Sunday, October 28, 2007

Insomnia

I can sleep through a nuclear explosion. The only time in my life I've slept lightly was right after I had my babies, and that was only when they were sleeping right next to me. Then, I seemed strangely connected to them. I'd wake up and look at the clock and note the time: 2:12 a.m., and think, "What am I doing awake!?" and then the baby would stir. Not cry... just stir a little. Hungry, ready to nurse. Nature is amazing.

But now that I'm old (shut up, thirty-seven happens to feel very old lately, okay?) and don't have little hungry babies to wake up for, I sleep like a rock. The problem is, when I do wake up, I'm UP. I even fight having to go to the bathroom in the middle of the night because I know once I get out of bed, I won't be able to get back to sleep. If something manages to wake me up and I actually have to get out of bed, I know I'm in trouble. I won't be able to get back to sleep, usually for at least an hour, maybe more.

It's funny because, as a doula, when I was doing births, I could sleep anywhere, almost instantly, and I could fall back asleep within minutes if I was awakened for some reason. When you have a job that requires you to be wide awake at two in the morning at the ring of the phone, it was quite a boon to be able to sleep whenever, wherever, however.

However, with one exception (a lovely home birth just before we moved here) I haven't done a birth in a year. I got quite burned out after doing six births in a month and decided to take a break. The break turned into a BREAK. Now, just I don't know. As much as I love doing births, that's about as much as I hate being on-call. And my family hates it even more.

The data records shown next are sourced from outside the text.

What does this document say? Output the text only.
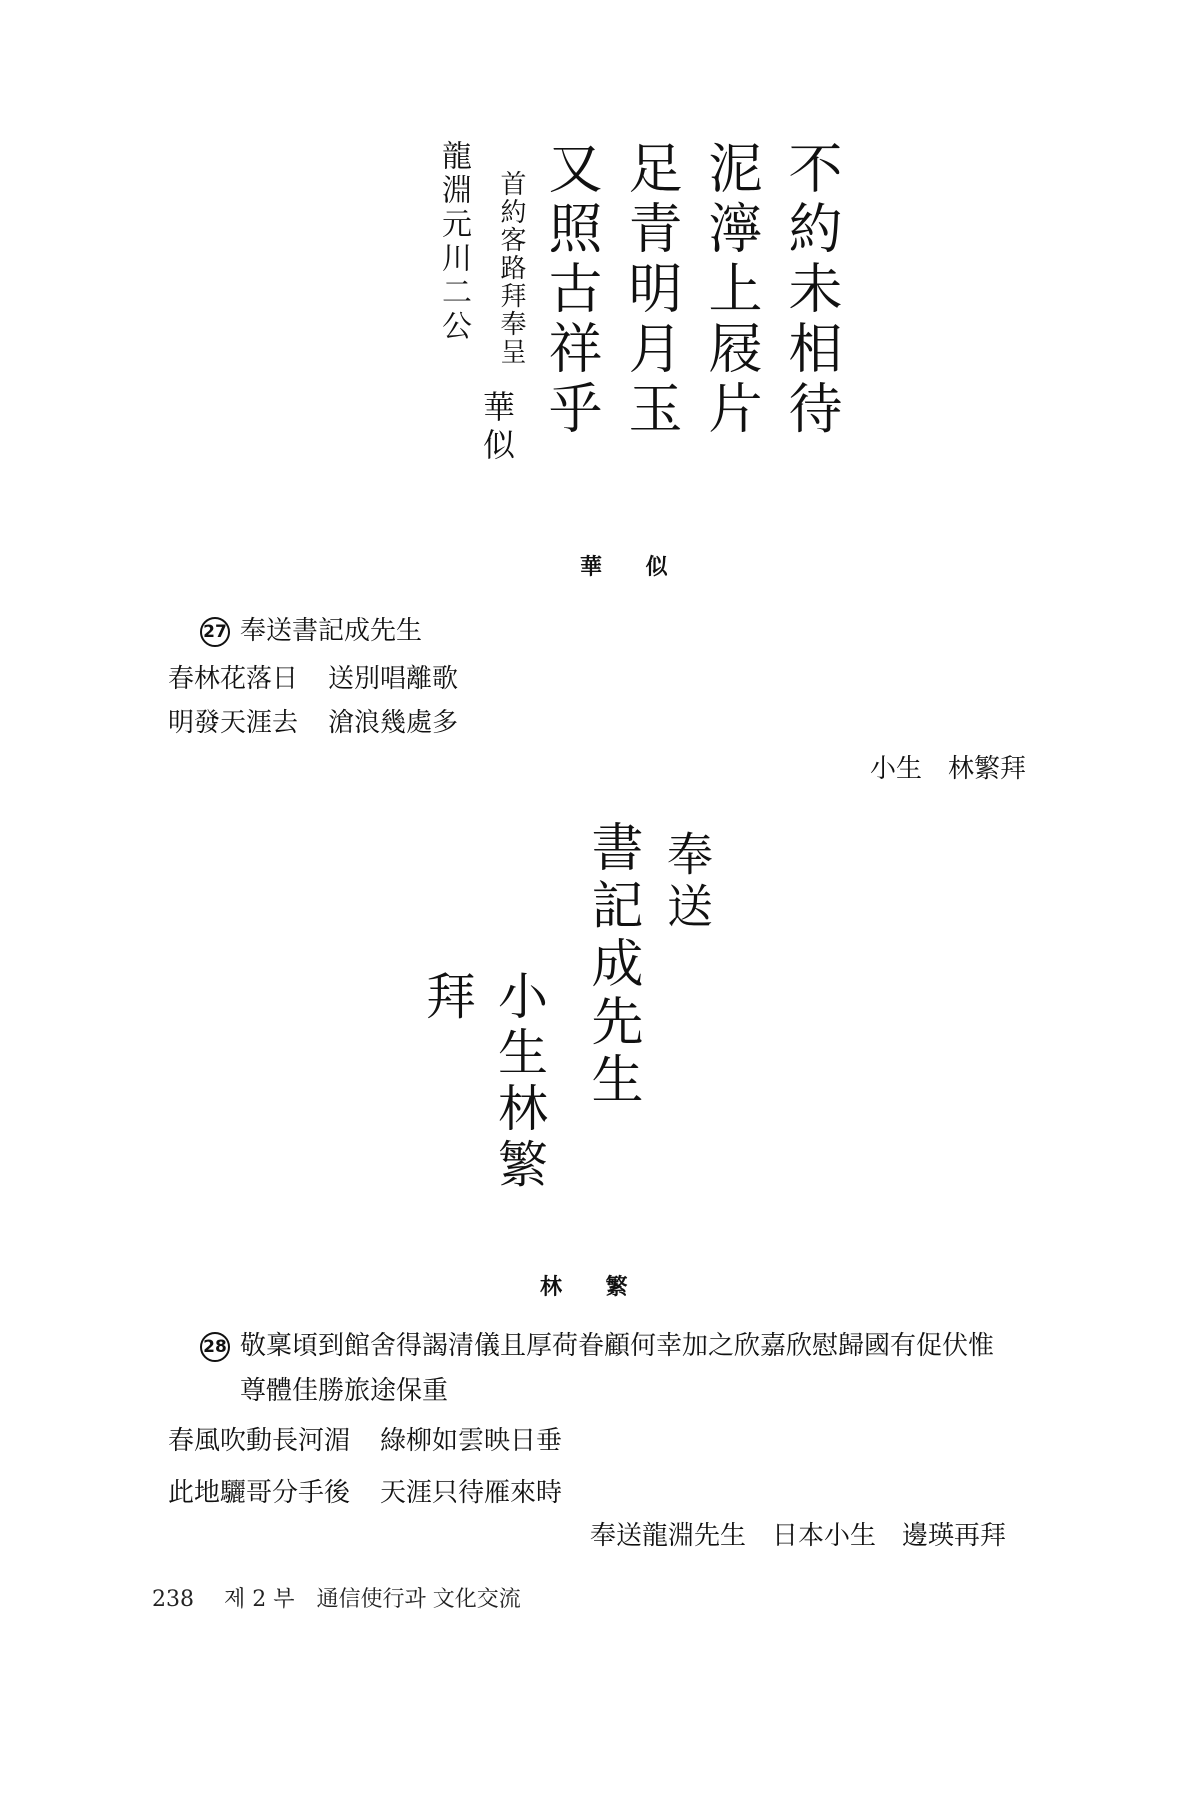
不約未相待
泥濘上屐片
足青明月玉
又照古祥乎
首約客路拜奉呈
龍淵元川二公
華似
華 似
27 奉送書記成先生
春林花落日 送別唱離歌
明發天涯去 滄浪幾處多
小生　林繁拜
奉送
書記成先生
小生林繁拜
林 繁
28 敬稟頃到館舍得謁清儀且厚荷眷顧何幸加之欣嘉欣慰歸國有促伏惟
尊體佳勝旅途保重
春風吹動長河湄 綠柳如雲映日垂
此地驪哥分手後 天涯只待雁來時
奉送龍淵先生　日本小生　邊瑛再拜
238 제 2 부 通信使行과 文化交流
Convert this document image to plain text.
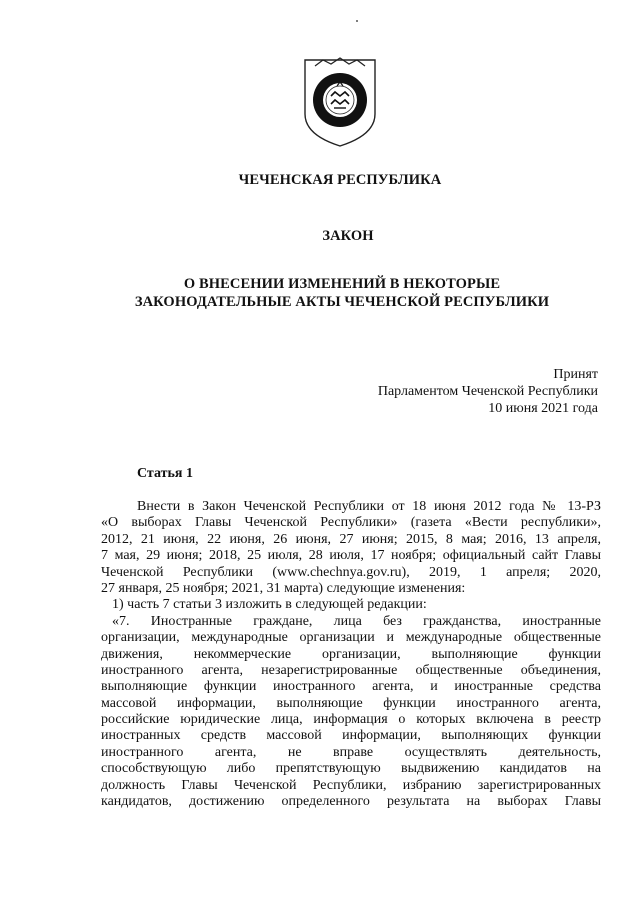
ЧЕЧЕНСКАЯ РЕСПУБЛИКА
ЗАКОН
О ВНЕСЕНИИ ИЗМЕНЕНИЙ В НЕКОТОРЫЕ
ЗАКОНОДАТЕЛЬНЫЕ АКТЫ ЧЕЧЕНСКОЙ РЕСПУБЛИКИ
Принят
Парламентом Чеченской Республики
10 июня 2021 года
Статья 1
Внести в Закон Чеченской Республики от 18 июня 2012 года № 13-РЗ
«О выборах Главы Чеченской Республики» (газета «Вести республики»,
2012, 21 июня, 22 июня, 26 июня, 27 июня; 2015, 8 мая; 2016, 13 апреля,
7 мая, 29 июня; 2018, 25 июля, 28 июля, 17 ноября; официальный сайт Главы
Чеченской Республики (www.chechnya.gov.ru), 2019, 1 апреля; 2020,
27 января, 25 ноября; 2021, 31 марта) следующие изменения:
1) часть 7 статьи 3 изложить в следующей редакции:
«7. Иностранные граждане, лица без гражданства, иностранные
организации, международные организации и международные общественные
движения, некоммерческие организации, выполняющие функции
иностранного агента, незарегистрированные общественные объединения,
выполняющие функции иностранного агента, и иностранные средства
массовой информации, выполняющие функции иностранного агента,
российские юридические лица, информация о которых включена в реестр
иностранных средств массовой информации, выполняющих функции
иностранного агента, не вправе осуществлять деятельность,
способствующую либо препятствующую выдвижению кандидатов на
должность Главы Чеченской Республики, избранию зарегистрированных
кандидатов, достижению определенного результата на выборах Главы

But lately I've had time to wonder what this waking up in the middle of the night and not being able to go back to sleep is all about, because Dmitri's been going through a 'bout of nightmares, and I inevitably end up awake, tossing and turning and unable to go back to sleep long after he's snoozing in flying-dinosaur-monster dreamland again.

I guess this waking up and not being able to get back to sleep is called "late waking insomnia" or some such thing. I call it damned annoying. But I'm beginning to wonder if maybe it isn't related to my not doing births anymore? Maybe my ability to sleep was part of being a doula, knowing I had to get as much sleep as I could, as fast as possible, because I might be up for the next 24 hours at a birth?

Whatever the reason, whether it's age or job-related or something else entirely--I really wish it would go away. Sleep is one of my greatest pleasures in life. I hate not being able to sleep.